On Beginning

I have a confession to make:

I’ve been putting off writing this newsletter for a month.

I’ve been busy building an audience on Threads and making new connections with like-minded people.

I was waiting get to 1000 followers.

I’ve been decluttering my room, my life, and trying to get more organized.

I’m busy trying to wake up earlier at 5am.

I needed to lose more weight.

You see where this is going?

All of that stuff was true.

And they’re also excuses.

Don’t let improvement get in the way of improvement.

The Excuse Factory

The mind is prolific at creating excuses. You might even have valid reasons why you haven’t started.

As a beginner, it’s even easier, paralyzing you in a state of inaction.

It’s a nasty loop. You think you’re not ready, so you need more information. Then you start overthinking. So you put it off, because you’re feel you’re not ready. Until you give up.

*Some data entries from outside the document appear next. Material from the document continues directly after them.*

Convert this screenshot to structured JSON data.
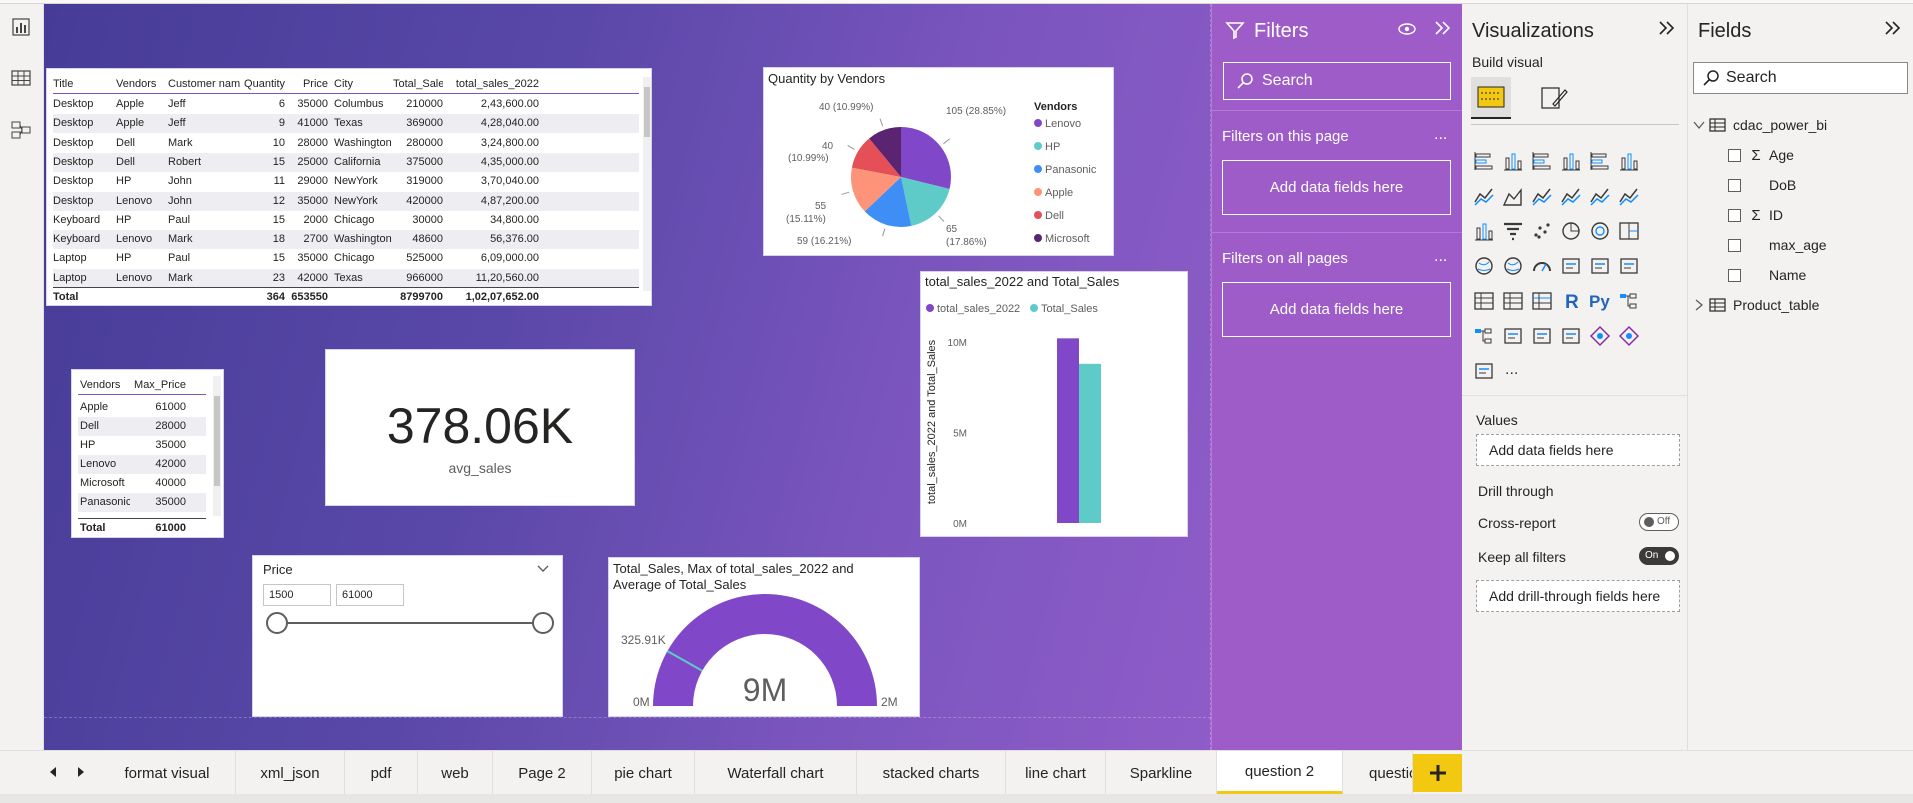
{
  "leftbar": {
    "icons": [
      "report-view-icon",
      "table-view-icon",
      "model-view-icon"
    ]
  },
  "sales_table": {
    "columns": [
      "Title",
      "Vendors",
      "Customer name",
      "Quantity",
      "Price",
      "City",
      "Total_Sales",
      "total_sales_2022"
    ],
    "rows": [
      [
        "Desktop",
        "Apple",
        "Jeff",
        "6",
        "35000",
        "Columbus",
        "210000",
        "2,43,600.00"
      ],
      [
        "Desktop",
        "Apple",
        "Jeff",
        "9",
        "41000",
        "Texas",
        "369000",
        "4,28,040.00"
      ],
      [
        "Desktop",
        "Dell",
        "Mark",
        "10",
        "28000",
        "Washington",
        "280000",
        "3,24,800.00"
      ],
      [
        "Desktop",
        "Dell",
        "Robert",
        "15",
        "25000",
        "California",
        "375000",
        "4,35,000.00"
      ],
      [
        "Desktop",
        "HP",
        "John",
        "11",
        "29000",
        "NewYork",
        "319000",
        "3,70,040.00"
      ],
      [
        "Desktop",
        "Lenovo",
        "John",
        "12",
        "35000",
        "NewYork",
        "420000",
        "4,87,200.00"
      ],
      [
        "Keyboard",
        "HP",
        "Paul",
        "15",
        "2000",
        "Chicago",
        "30000",
        "34,800.00"
      ],
      [
        "Keyboard",
        "Lenovo",
        "Mark",
        "18",
        "2700",
        "Washington",
        "48600",
        "56,376.00"
      ],
      [
        "Laptop",
        "HP",
        "Paul",
        "15",
        "35000",
        "Chicago",
        "525000",
        "6,09,000.00"
      ],
      [
        "Laptop",
        "Lenovo",
        "Mark",
        "23",
        "42000",
        "Texas",
        "966000",
        "11,20,560.00"
      ]
    ],
    "total": [
      "Total",
      "",
      "",
      "364",
      "653550",
      "",
      "8799700",
      "1,02,07,652.00"
    ]
  },
  "max_price_table": {
    "columns": [
      "Vendors",
      "Max_Price"
    ],
    "rows": [
      [
        "Apple",
        "61000"
      ],
      [
        "Dell",
        "28000"
      ],
      [
        "HP",
        "35000"
      ],
      [
        "Lenovo",
        "42000"
      ],
      [
        "Microsoft",
        "40000"
      ],
      [
        "Panasonic",
        "35000"
      ]
    ],
    "total": [
      "Total",
      "61000"
    ]
  },
  "card": {
    "value": "378.06K",
    "label": "avg_sales"
  },
  "slicer": {
    "title": "Price",
    "min": "1500",
    "max": "61000"
  },
  "chart_data": [
    {
      "type": "pie",
      "title": "Quantity by Vendors",
      "legend_title": "Vendors",
      "legend_position": "right",
      "slices": [
        {
          "name": "Lenovo",
          "value": 105,
          "label": "105 (28.85%)",
          "color": "#8048c8"
        },
        {
          "name": "HP",
          "value": 65,
          "label": "65 (17.86%)",
          "color": "#5ecbc8"
        },
        {
          "name": "Panasonic",
          "value": 59,
          "label": "59 (16.21%)",
          "color": "#3f8ef5"
        },
        {
          "name": "Apple",
          "value": 55,
          "label": "55 (15.11%)",
          "color": "#fd9378"
        },
        {
          "name": "Dell",
          "value": 40,
          "label": "40 (10.99%)",
          "color": "#e54f58"
        },
        {
          "name": "Microsoft",
          "value": 40,
          "label": "40 (10.99%)",
          "color": "#5a2470"
        }
      ]
    },
    {
      "type": "bar",
      "title": "total_sales_2022 and Total_Sales",
      "ylabel": "total_sales_2022 and Total_Sales",
      "legend_position": "top-left",
      "ylim": [
        0,
        11000000
      ],
      "yticks": [
        "0M",
        "5M",
        "10M"
      ],
      "ytick_values": [
        0,
        5000000,
        10000000
      ],
      "series": [
        {
          "name": "total_sales_2022",
          "value": 10207652,
          "color": "#8048c8"
        },
        {
          "name": "Total_Sales",
          "value": 8799700,
          "color": "#5ecbc8"
        }
      ]
    },
    {
      "type": "gauge",
      "title": "Total_Sales, Max of total_sales_2022 and Average of Total_Sales",
      "min_label": "0M",
      "max_label": "2M",
      "min": 0,
      "max": 2000000,
      "value_label": "9M",
      "target_label": "325.91K",
      "target": 325910,
      "color": "#8048c8"
    }
  ],
  "filters": {
    "title": "Filters",
    "search_placeholder": "Search",
    "on_this_page": "Filters on this page",
    "on_all_pages": "Filters on all pages",
    "add_fields": "Add data fields here",
    "more": "..."
  },
  "visualizations": {
    "title": "Visualizations",
    "build_visual": "Build visual",
    "values_label": "Values",
    "values_placeholder": "Add data fields here",
    "drill_through": "Drill through",
    "cross_report": "Cross-report",
    "cross_report_state": "Off",
    "keep_all_filters": "Keep all filters",
    "keep_all_filters_state": "On",
    "drill_placeholder": "Add drill-through fields here",
    "more_visuals": "...",
    "r_label": "R",
    "py_label": "Py"
  },
  "fields": {
    "title": "Fields",
    "search_placeholder": "Search",
    "tables": [
      {
        "name": "cdac_power_bi",
        "expanded": true,
        "columns": [
          {
            "name": "Age",
            "sigma": true
          },
          {
            "name": "DoB",
            "sigma": false
          },
          {
            "name": "ID",
            "sigma": true
          },
          {
            "name": "max_age",
            "sigma": false
          },
          {
            "name": "Name",
            "sigma": false
          }
        ]
      },
      {
        "name": "Product_table",
        "expanded": false,
        "columns": []
      }
    ]
  },
  "tabs": [
    "format visual",
    "xml_json",
    "pdf",
    "web",
    "Page 2",
    "pie chart",
    "Waterfall chart",
    "stacked charts",
    "line chart",
    "Sparkline",
    "question 2",
    "questio"
  ],
  "active_tab": "question 2",
  "colors": {
    "accent": "#f2c811",
    "filters_bg": "#9d5cc8",
    "canvas_start": "#463c97",
    "canvas_end": "#8f5cc8"
  }
}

But all of these excuses are to cover up the true reason you haven’t started:

You want it to be good.

And you’re going to be caught in this loop forever unless you understand one thing:

It won’t.

Don’t even bother trying.

Your first video is not gonna get views. Period.

MrBeast

I get it, you want to be the prodigy child who burst out the gates in full swing, the “chosen” one who started off stronger and better than everyone else.

The sad reality is even the prodigy started from 0.

Everyone does.

Get the Shit Out

As a beginner, what you’re going to put out will be shit, and you need to throw it at the wall as fast as you can.

You need to get the shit out so you can make it better, because you’re never, ever, ever going to have a great product the first time around. It’s just not gonna fucking happen.

Dan Koe

Ever seen the Voice?

All the judges are celebrity singers. Experts in their fields. People qualified to judge.

If you’re a beginner, you have no meaningful pool of data to effectively judge whether something is good or bad. Your ability to judge quality is determined by your current skill level. It’s the reason why I’ll put out this newsletter thinking it’s decent, then 3 months later realize it was shit(because it is).

There’s no point in thinking too hard about making it good, because you won’t even know if it’s good.

Only one solution exists for this madness.

Ready, set…

Just fucking start.

You spend so much time thinking upfront that you paralyze yourself from taking action, when action was the first thing you should’ve done.

You’ve never done it before so you have 0 data. Simply doing it will lead to progress.

And there’s hope.

The bar is so low that all you have to do is walk right over it. You just haven’t taken a single step.

Take the pressure off yourself. It doesn’t serve you.

You’re holding yourself to an unfair standard.

You want to make something good, but it’s just gonna get in the way and stop you from making something. I’ll say it again:

Just. Fucking. Start. (Please)

You wouldn’t make your kid read about kinesiology before letting them learn to walk.

Showing up is Winning

In training for my first marathon, I made the mistake of getting caught up with my goal time of 4:45. Up until the very last day I was thinking about it.

It wasn’t until I got to mile 20, when I hit the wall, that all conceptions of a goal went out the window.

At that point, all that mattered was to finish.

Hal Higdon, a big name in the runner world, advises against setting a specific goal time for your first marathon. Just finish it.

Let completion in itself be the accomplishment.

Gather data, so you know what to do for the next one, and the next one. (For the record, I ended up running a 4:44:42).

On Courage

“What would life be if we had no courage to attempt anything?”

What would life be if we had no courage to attempt anything?

Vincent Van Gogh

This stuff takes courage.

You want it to be good because you fear what people will think if it’s not.

But you don’t have to yield to fear.

For there is no courage without fear.

Take the step. The great leap.

For one small step can be a giant leap.